Oriental Inland Steam Company:
The company was established in 1856.  In 1856 the Oriental Inland Steam Company obtained a yearly subsidy of Rs 50,000 annually from the Government. It started its business in 1858 with a capital of 250000 British Pounds for the purpose of navigating main rivers of India with “steam Trains” consisting of trains of barges drawn by powerful steamers but this company collapsed due to mismanagement and all of its fleet was sold by 1869. It is said that river currents in Indus also proved too strong for the lighghtly built steamers of Oriental Inland Steam Company and played a role in its fast demise.
William Ure
William Ure, Ironfounder was the son of John Ure, Ironfounder and Barbara Dalziel and was born in 1831.  He married Margaret Russell Whyte in 1856 and the couple had 7 children, 3 boys and 4 girls.  He died on 5th July 1895 from pneumonia aged 65 years at Altidare, Cambuslang.

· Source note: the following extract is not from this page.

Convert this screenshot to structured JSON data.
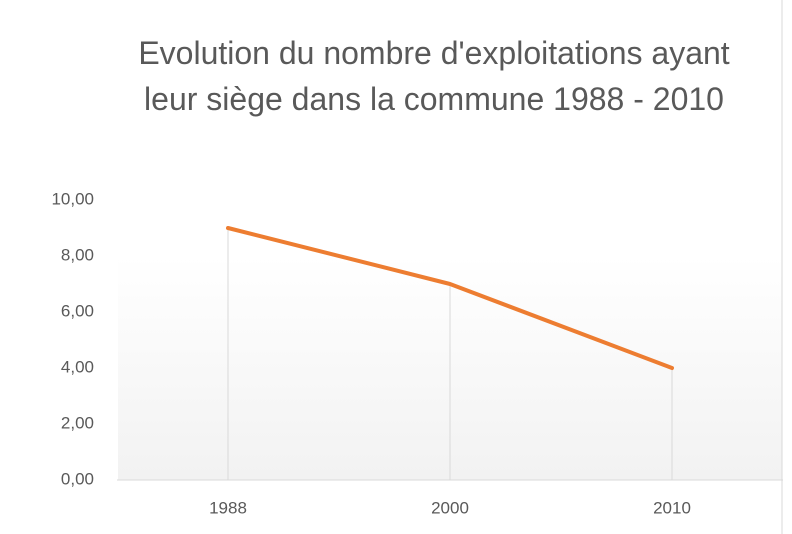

William ran a business called William Ure, Iron and Maleable Cast Iron Founder, with premises at Crownpoint Foundry, 157 Crownpoint Street, Mile End.  The business was there from approximately 1864-1865 to approximately 1907-1908.
William and Family resided at the following adresses at 1880-1881 – 21 Whitevale Street; 1875-1876 – 3 Armadale Street; and 1870-1871 – 20 Whitevale Street.
It is believed his sons were also involved in the business and ran it after their father’ death.
The three sons were also involved in a Bakery business called A. R. Ure (Northern Bakery) from premises at 459 to 465 St. Georges’ Road from 1894-1895 until  1898 when the two elder brothers retired from the business.  The said Archibald Robertson Ure and the Trustees of the late William Ure continued to run the business under the said Firm name of A. R. Ure.  The business later became A. R. Ure & Young and Archibald Robertson Ure was listed as still being of the business in 1933-1934 aged then about 72 years.